‘A blood donor saved my baby’s life’
One-year-old Kaden Siegel and his big sister Kendyl, 3, do just about everything together these days, but the siblings certainly took separate paths when it came to entering this world.
Kendyl, the first child of Kelsi and Kyle Siegel, was full term and weighed more than 6 pounds when she was born on Aug. 17, 2013. Kaden opted for a much more dramatic entrance and was born on April 9, 2016 — more than three months earlier than his due date of July 24, 2016.
“I remember my water breaking in the car on our way to [Presence Saint Joseph Medical Center] and thinking ‘this is way too early,’” Kelsi said. “I was only at 24 weeks.”
Kaden weighed just 1 pound, 12 ounces at birth and almost immediately needed a transfusion of O-negative red blood cells to help the flow of oxygen throughout his body, Kelsi said. He also needed a platelet transfusion as well, his mother said.
“The blood donation helped to save my son’s life,” Kelsi said. “I wish I could find out who made the donation because I would love to thank them.”

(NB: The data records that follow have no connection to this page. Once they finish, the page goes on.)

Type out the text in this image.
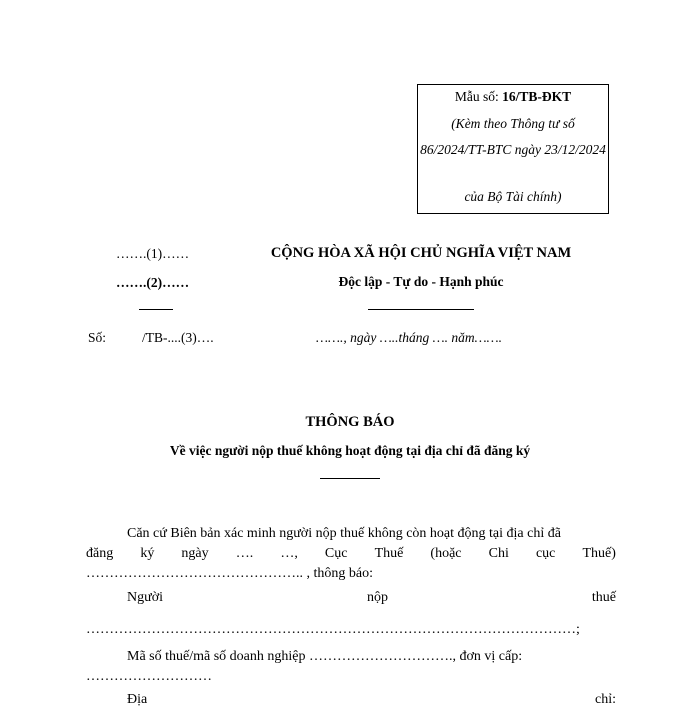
Mẫu số: 16/TB-ĐKT
(Kèm theo Thông tư số
86/2024/TT-BTC ngày 23/12/2024
của Bộ Tài chính)
…….(1)……
…….(2)……
CỘNG HÒA XÃ HỘI CHỦ NGHĨA VIỆT NAM
Độc lập - Tự do - Hạnh phúc
Số:	/TB-....(3)….	……., ngày …..tháng …. năm…….
THÔNG BÁO
Về việc người nộp thuế không hoạt động tại địa chỉ đã đăng ký
Căn cứ Biên bản xác minh người nộp thuế không còn hoạt động tại địa chỉ đã
đăng ký ngày …. …, Cục Thuế (hoặc Chi cục Thuế)
……………………………………….. , thông báo:
Người	nộp	thuế
……………………………………………………………………………………………;
Mã số thuế/mã số doanh nghiệp …………………………., đơn vị cấp:
………………………
Địa	chỉ:
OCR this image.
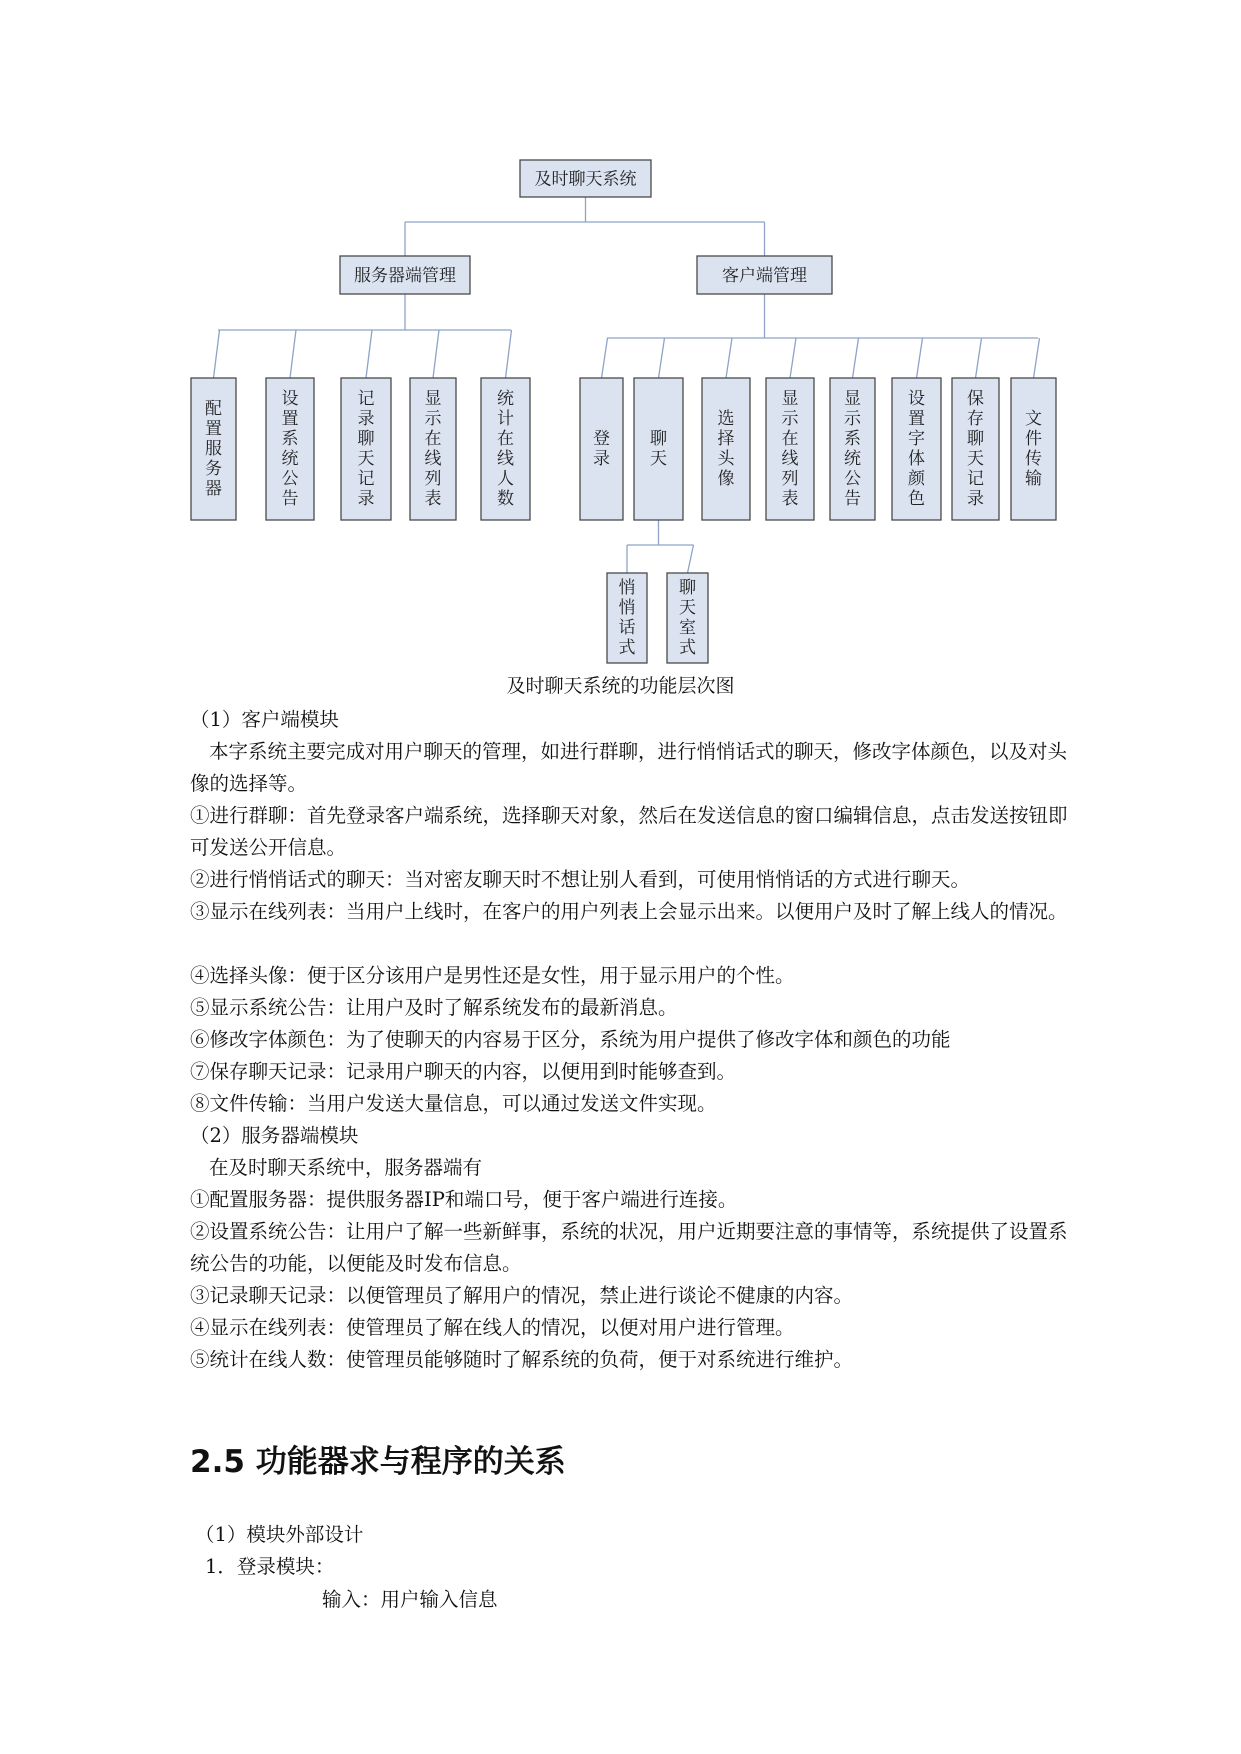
配置服务器
设置系统公告
记录聊天记录
显示在线列表
统计在线人数
登录
聊天
选择头像
显示在线列表
显示系统公告
设置字体颜色
保存聊天记录
文件传输
悄悄话式
聊天室式
及时聊天系统
服务器端管理	客户端管理
及时聊天系统的功能层次图
（1）客户端模块
本字系统主要完成对用户聊天的管理，如进行群聊，进行悄悄话式的聊天，修改字体颜色，以及对头像的选择等。
①进行群聊：首先登录客户端系统，选择聊天对象，然后在发送信息的窗口编辑信息，点击发送按钮即可发送公开信息。
②进行悄悄话式的聊天：当对密友聊天时不想让别人看到，可使用悄悄话的方式进行聊天。
③显示在线列表：当用户上线时，在客户的用户列表上会显示出来。以便用户及时了解上线人的情况。
④选择头像：便于区分该用户是男性还是女性，用于显示用户的个性。
⑤显示系统公告：让用户及时了解系统发布的最新消息。
⑥修改字体颜色：为了使聊天的内容易于区分，系统为用户提供了修改字体和颜色的功能
⑦保存聊天记录：记录用户聊天的内容，以便用到时能够查到。
⑧文件传输：当用户发送大量信息，可以通过发送文件实现。
（2）服务器端模块
在及时聊天系统中，服务器端有
①配置服务器：提供服务器IP和端口号，便于客户端进行连接。
②设置系统公告：让用户了解一些新鲜事，系统的状况，用户近期要注意的事情等，系统提供了设置系统公告的功能，以便能及时发布信息。
③记录聊天记录：以便管理员了解用户的情况，禁止进行谈论不健康的内容。
④显示在线列表：使管理员了解在线人的情况，以便对用户进行管理。
⑤统计在线人数：使管理员能够随时了解系统的负荷，便于对系统进行维护。
2.5 功能器求与程序的关系
（1）模块外部设计
1．登录模块：
输入：用户输入信息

Kaden was transferred to Rush University Medical Center just hours after birth as doctors determined his situation was too complex for the neonatal intensive care unit at Presence Saint Joseph Medical Center.
“I was able to touch his little hand and then they took him away to Rush Hospital,” Kelsi said.
Kelsi recalled how difficult it was to see her son taken away and since she was still recovering she was unable to visit Kaden for a few days.
Kaden would remain at Rush for 96 days, his mother said. A bout of late onset group B strep meningitis delayed his recovery, Kelsi said.
“Once I got out of hospital I was there every day — sometimes twice a day,” she said of making the trip from Joliet to Chicago. “I just wanted to be there, even if it was only for an hour.”
Ten months removed from his extended hospital stay, Kaden is a “perfect little boy” who loves to spend time with his sister and play. His favorite “toy” at the moment is any cardboard box he can get his hands on, Kelsi said.
“Kendyl is a great big sister and Kaden loves her so much,” Kelsi said. “She is always looking to help out with Kaden.”
Speaking of helping out, that is what Kelsi is trying to do to increase the blood supply. Although she is under the minimum weight required to donate and therefore ineligible, she is active on social media encouraging blood donation.
“Whenever I see stuff about blood donation on Facebook I will always share it,” Kelsi said. “I don’t think people understand how important it is to give blood. A blood donor saved my baby’s life.”
Kelsi said she has even been surprised by her son’s progress.
“He’s crawling and cruising around and just loves to explore,” Kelsi said. “I don’t know where he gets all this energy. He’s my little angel.”
While every blood type is needed, those with Type O-negative blood are of the utmost importance when transfusing to an infant. Only 9 percent of the population has O-negative blood, which happens to be the universal blood type and the safest for those with underdeveloped immune systems. As little as three teaspoons of blood can save a baby’s life.